What informed your name change from Klint da drunk to Mr Klint?

People seem not to understand the swag from Klint da drunk to Mr. Klint. Mr Klint did not take over what Klint da drunk is doing. Mr Klint is there and Klint da drunk is also there doing what it does.

You will find this in the song where you have Mr Klint featuring Klint da drunk. Mr Klint can be anyone he wants to be. He can be the drunk; he can be a normal person talking about anything, he can be a stand- up comedian and he can be a musician. Klint da drunk is one of the characters that can be used by Mr. Klint. A lot of misconception has come up concerning the name Klint da drunk.

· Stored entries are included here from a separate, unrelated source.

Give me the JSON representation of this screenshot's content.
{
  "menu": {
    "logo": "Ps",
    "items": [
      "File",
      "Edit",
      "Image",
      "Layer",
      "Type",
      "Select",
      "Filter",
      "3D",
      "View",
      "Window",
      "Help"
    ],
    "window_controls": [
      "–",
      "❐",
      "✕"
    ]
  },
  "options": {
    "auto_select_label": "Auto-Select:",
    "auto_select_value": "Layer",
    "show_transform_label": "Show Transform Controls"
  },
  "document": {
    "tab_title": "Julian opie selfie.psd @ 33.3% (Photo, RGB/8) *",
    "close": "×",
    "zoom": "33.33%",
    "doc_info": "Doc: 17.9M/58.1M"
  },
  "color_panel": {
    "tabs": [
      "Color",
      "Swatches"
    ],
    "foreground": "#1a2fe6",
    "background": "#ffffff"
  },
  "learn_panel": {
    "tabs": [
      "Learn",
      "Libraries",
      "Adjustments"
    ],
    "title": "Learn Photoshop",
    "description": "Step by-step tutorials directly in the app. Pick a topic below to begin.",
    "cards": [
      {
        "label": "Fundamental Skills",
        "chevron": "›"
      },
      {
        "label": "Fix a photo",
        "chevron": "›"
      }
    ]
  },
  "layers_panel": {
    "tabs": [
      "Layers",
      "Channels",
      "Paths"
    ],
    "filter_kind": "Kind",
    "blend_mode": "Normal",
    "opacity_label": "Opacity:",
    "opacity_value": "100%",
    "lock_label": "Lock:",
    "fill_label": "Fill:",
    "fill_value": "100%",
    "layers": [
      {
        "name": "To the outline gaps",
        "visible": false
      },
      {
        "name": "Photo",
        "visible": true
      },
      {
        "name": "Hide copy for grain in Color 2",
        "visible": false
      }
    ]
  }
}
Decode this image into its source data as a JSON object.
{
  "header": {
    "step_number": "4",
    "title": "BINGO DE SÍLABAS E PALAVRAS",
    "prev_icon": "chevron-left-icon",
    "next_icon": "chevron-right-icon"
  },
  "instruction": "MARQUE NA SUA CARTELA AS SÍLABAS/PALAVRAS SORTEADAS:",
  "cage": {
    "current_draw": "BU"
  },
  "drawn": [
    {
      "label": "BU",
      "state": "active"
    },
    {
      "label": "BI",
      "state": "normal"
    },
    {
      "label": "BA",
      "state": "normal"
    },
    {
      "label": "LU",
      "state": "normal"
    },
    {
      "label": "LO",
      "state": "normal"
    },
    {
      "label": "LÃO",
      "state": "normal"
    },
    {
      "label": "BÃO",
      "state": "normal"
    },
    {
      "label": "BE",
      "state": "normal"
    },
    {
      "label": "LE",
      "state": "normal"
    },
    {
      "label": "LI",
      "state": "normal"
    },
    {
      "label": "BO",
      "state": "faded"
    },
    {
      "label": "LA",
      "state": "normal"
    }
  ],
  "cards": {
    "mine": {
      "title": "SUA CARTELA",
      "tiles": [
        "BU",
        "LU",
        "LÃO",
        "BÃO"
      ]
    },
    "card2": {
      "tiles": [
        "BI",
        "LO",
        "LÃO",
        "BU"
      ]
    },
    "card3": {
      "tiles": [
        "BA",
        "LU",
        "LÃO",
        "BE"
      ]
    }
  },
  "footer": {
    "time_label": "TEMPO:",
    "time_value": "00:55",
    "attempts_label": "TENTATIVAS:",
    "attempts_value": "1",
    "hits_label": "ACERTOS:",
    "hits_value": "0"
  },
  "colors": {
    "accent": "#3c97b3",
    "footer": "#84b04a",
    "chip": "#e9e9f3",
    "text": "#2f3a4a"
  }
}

Sometimes ago I overheard a child saying when I grow up I want to be like Uncle Klint da drunk and when I asked him why he says Uncle Klint drinks and make money and I don’t want him to grow up thinking that it’s that way. They need to know that this guy actually does a whole lot of things to make his money not just to go drinking; also Mr Klint goes a long way to make people understand that being a drunk is bad.

How did you come about the drunken character you portray?

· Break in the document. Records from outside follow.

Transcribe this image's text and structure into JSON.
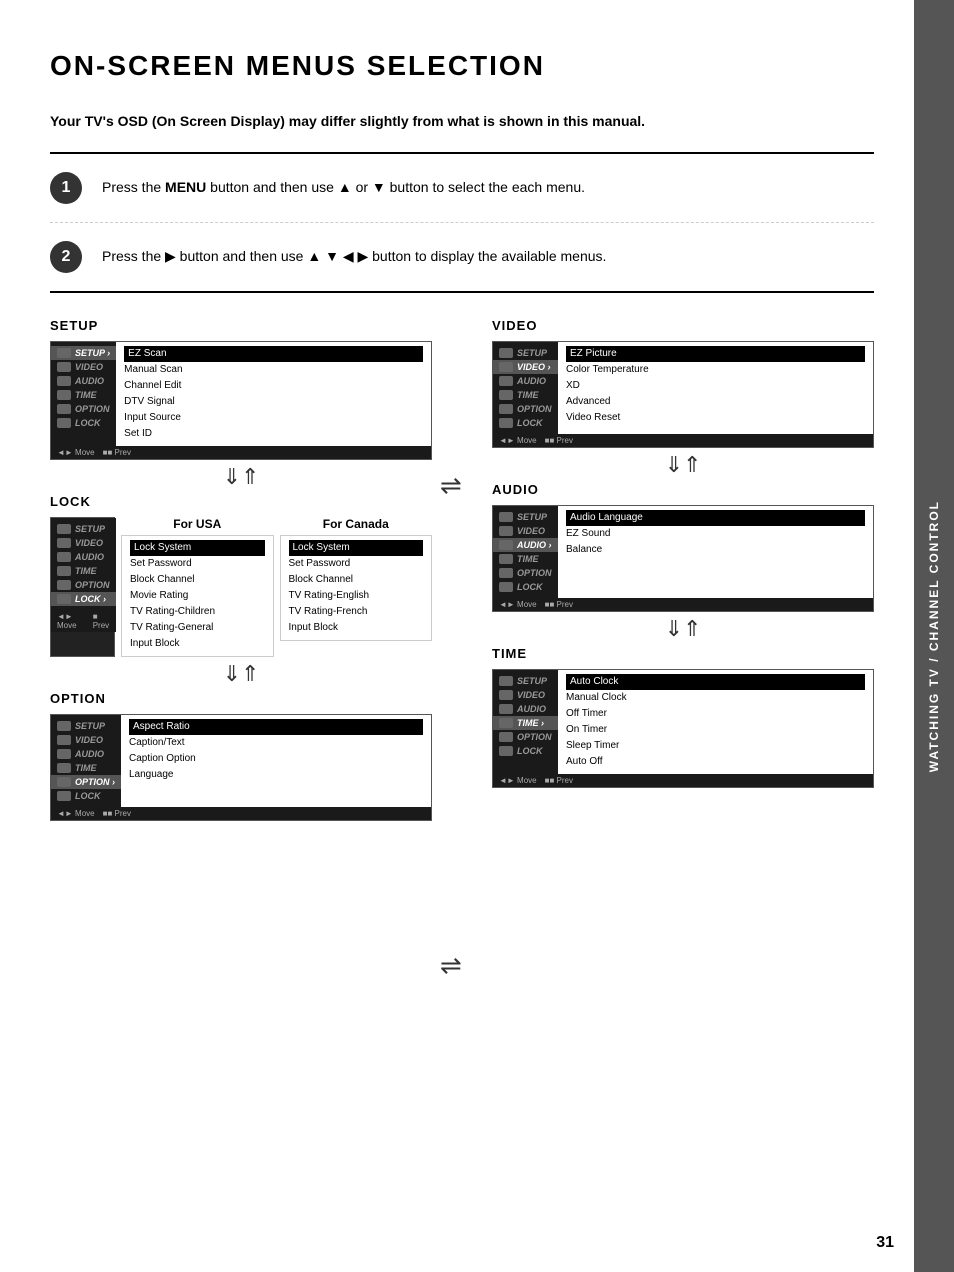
{
  "page": {
    "title": "ON-SCREEN MENUS SELECTION",
    "subtitle": "Your TV's OSD (On Screen Display) may differ slightly from what is shown in this manual.",
    "page_number": "31"
  },
  "steps": [
    {
      "number": "1",
      "text_before": "Press the ",
      "bold": "MENU",
      "text_after": " button and then use ▲ or ▼ button to select the each menu."
    },
    {
      "number": "2",
      "text_before": "Press the ▶ button and then use ▲ ▼ ◀ ▶ button to display the available menus."
    }
  ],
  "sidebar": {
    "text": "WATCHING TV / CHANNEL CONTROL"
  },
  "menus": {
    "setup": {
      "title": "SETUP",
      "left_items": [
        "SETUP",
        "VIDEO",
        "AUDIO",
        "TIME",
        "OPTION",
        "LOCK"
      ],
      "active_index": 0,
      "right_items": [
        "EZ Scan",
        "Manual Scan",
        "Channel Edit",
        "DTV Signal",
        "Input Source",
        "Set ID"
      ]
    },
    "video": {
      "title": "VIDEO",
      "left_items": [
        "SETUP",
        "VIDEO",
        "AUDIO",
        "TIME",
        "OPTION",
        "LOCK"
      ],
      "active_index": 1,
      "right_items": [
        "EZ Picture",
        "Color Temperature",
        "XD",
        "Advanced",
        "Video Reset"
      ]
    },
    "lock": {
      "title": "LOCK",
      "left_items": [
        "SETUP",
        "VIDEO",
        "AUDIO",
        "TIME",
        "OPTION",
        "LOCK"
      ],
      "active_index": 5,
      "usa_title": "For USA",
      "usa_items": [
        "Lock System",
        "Set Password",
        "Block Channel",
        "Movie Rating",
        "TV Rating-Children",
        "TV Rating-General",
        "Input Block"
      ],
      "canada_title": "For Canada",
      "canada_items": [
        "Lock System",
        "Set Password",
        "Block Channel",
        "TV Rating-English",
        "TV Rating-French",
        "Input Block"
      ]
    },
    "audio": {
      "title": "AUDIO",
      "left_items": [
        "SETUP",
        "VIDEO",
        "AUDIO",
        "TIME",
        "OPTION",
        "LOCK"
      ],
      "active_index": 2,
      "right_items": [
        "Audio Language",
        "EZ Sound",
        "Balance"
      ]
    },
    "option": {
      "title": "OPTION",
      "left_items": [
        "SETUP",
        "VIDEO",
        "AUDIO",
        "TIME",
        "OPTION",
        "LOCK"
      ],
      "active_index": 4,
      "right_items": [
        "Aspect Ratio",
        "Caption/Text",
        "Caption Option",
        "Language"
      ]
    },
    "time": {
      "title": "TIME",
      "left_items": [
        "SETUP",
        "VIDEO",
        "AUDIO",
        "TIME",
        "OPTION",
        "LOCK"
      ],
      "active_index": 3,
      "right_items": [
        "Auto Clock",
        "Manual Clock",
        "Off Timer",
        "On Timer",
        "Sleep Timer",
        "Auto Off"
      ]
    }
  }
}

There’s this man called, Scatter Mojo. He used to be our caretaker in the village. Mr. Scatter Mojo was a real drunk. His kind of person and the odd jobs he did in the village usually got him soaked. So, each time he got drunk and staggered his way back to our house, I noticed that my father and my uncle usually entertained themselves on that day. Sometimes, I would mimic him, without knowing that I was consciously preparing myself to earn a living by adopting the character of a drunk.

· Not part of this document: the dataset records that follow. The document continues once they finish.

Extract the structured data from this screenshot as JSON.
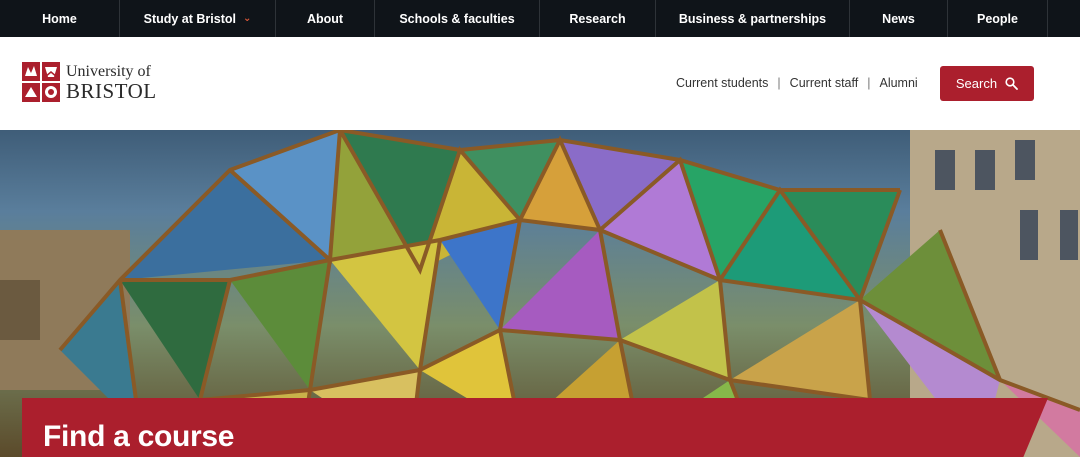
{
  "topnav": {
    "items": [
      {
        "label": "Home"
      },
      {
        "label": "Study at Bristol",
        "has_dropdown": true
      },
      {
        "label": "About"
      },
      {
        "label": "Schools & faculties"
      },
      {
        "label": "Research"
      },
      {
        "label": "Business & partnerships"
      },
      {
        "label": "News"
      },
      {
        "label": "People"
      }
    ],
    "dropdown_icon": "chevron-down-icon"
  },
  "header": {
    "logo": {
      "line1": "University of",
      "line2": "BRISTOL"
    },
    "utility_links": [
      "Current students",
      "Current staff",
      "Alumni"
    ],
    "separator": "|",
    "search_label": "Search",
    "search_icon": "search-icon"
  },
  "hero": {
    "heading": "Find a course"
  },
  "colors": {
    "nav_bg": "#0f1419",
    "brand_red": "#ab1f2d",
    "dropdown_accent": "#e05a3a"
  }
}
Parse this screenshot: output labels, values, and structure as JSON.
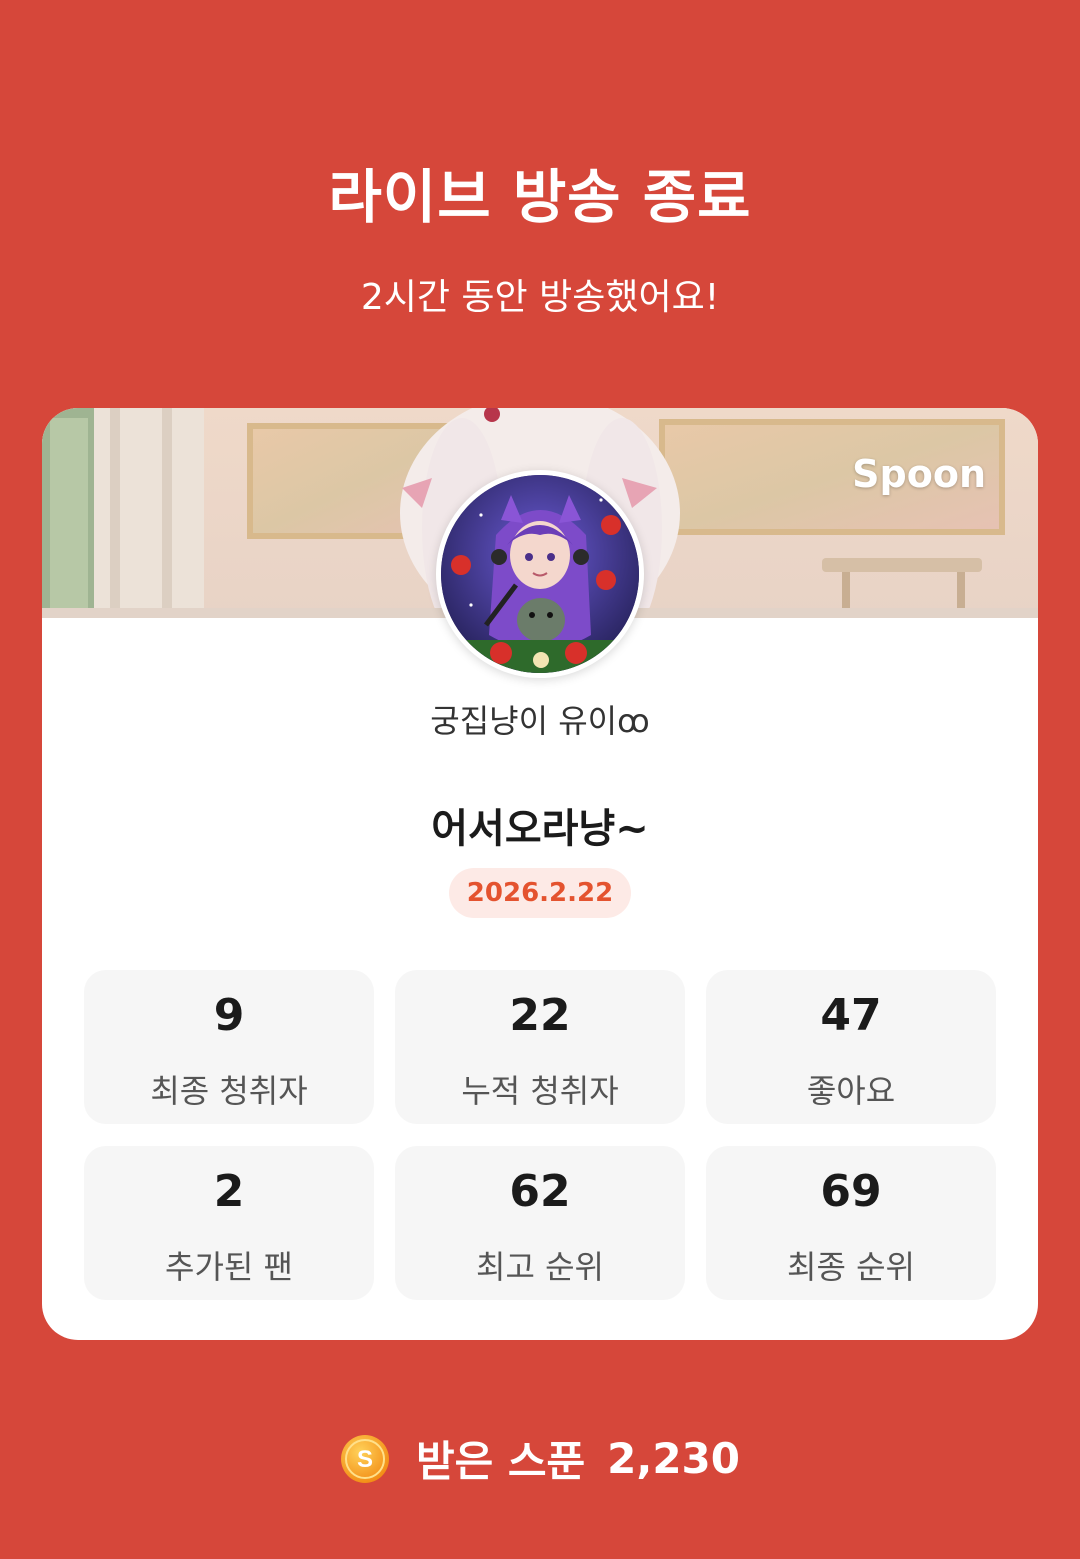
{
  "header": {
    "title": "라이브 방송 종료",
    "subtitle": "2시간 동안 방송했어요!"
  },
  "card": {
    "brand": "Spoon",
    "host_name": "궁집냥이 유이ꝏ",
    "room_title": "어서오라냥~",
    "date": "2026.2.22",
    "stats": [
      {
        "value": "9",
        "label": "최종 청취자"
      },
      {
        "value": "22",
        "label": "누적 청취자"
      },
      {
        "value": "47",
        "label": "좋아요"
      },
      {
        "value": "2",
        "label": "추가된 팬"
      },
      {
        "value": "62",
        "label": "최고 순위"
      },
      {
        "value": "69",
        "label": "최종 순위"
      }
    ]
  },
  "footer": {
    "coin_icon": "spoon-coin-icon",
    "coin_letter": "S",
    "label": "받은 스푼",
    "value": "2,230"
  },
  "colors": {
    "background": "#d6473a",
    "date_text": "#e4532f",
    "date_badge": "#fdeae6",
    "stat_box": "#f6f6f6"
  }
}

I just kept on practising what Mr. Mojo was doing. Then, I used to sing and perform on stage while I was in the secondary school. I wasn’t really portraying the drunken comic, until one day I went for a show where I was to sing and it happened that 2Face Idibia was newly admitted into the IMT. At that show, 2Face was scheduled to go on stage before me. And when I watched him perform and heard his voice on stage, I immediately sneaked out of the place.

I found solace in trying my hands in comedy, perhaps, recreating the drunk character that the man in my village was noted for. I did it once, and people embraced the act. And before I knew what was happening, I was everywhere in Enugu. Then, I was the only functioning comedian in the Coal City. I didn’t relent in my effort as I had to set a standard for myself. And it was a decision that actually paid off because it was in Port Harcourt that I hit the limelight

If you were not a comedian, what else would you have been doing for a living?

I studied Fine and Applied Art. I’m a painter by profession. If I wasn’t a comedian, I might have been painting or acting professionally, or maybe pursuing a career in music. I’m somehow blessed. I act, sing and also do my comic act. My album is coming out soon. I’m still painting, and in fact, I’m going to hold a solo exhibition of my recent works very soon. I can’t stop painting and I can’t drop my brush for anything. I still find time to paint. I love painting, and I don’t joke with my colours.

Have you ever gotten any negative reactions from fans?

Yes, I do. I remember a certain time, a woman confronted me, telling me how she liked my comedy but disliked my act. On inquiry, she told me that my act reminded her of her former husband who used to be a drunk, adding that each time she watched me on stage, she always flash-backed to the circumstances that led to their being divorced.

Based on that, I’m planning a show that will kick off in Abuja and Lagos respectively very soon. It will be a travelling show, a kind of campaign resulting in making people to drink responsibly. I’m the face of who you are, that person you are not meant to be.

How does it feel to be a father the second time?

It feels great and I am really happy and I thank God for yet another bundle of joy that he has given to me in addition to my sweet boy Clinton. It is very interesting being a father again. I am a proud father.

Do girls still run after you?

I don’t want the girls to leave me alone. But the entertainment business is not only about the girls alone but even the children, the mothers and everyone is very important to me. I don’t want them to leave me alone because these people are the ones that make us. If they leave me, they will stop buying my CD.

While we ponder when to begin it becomes too late to do.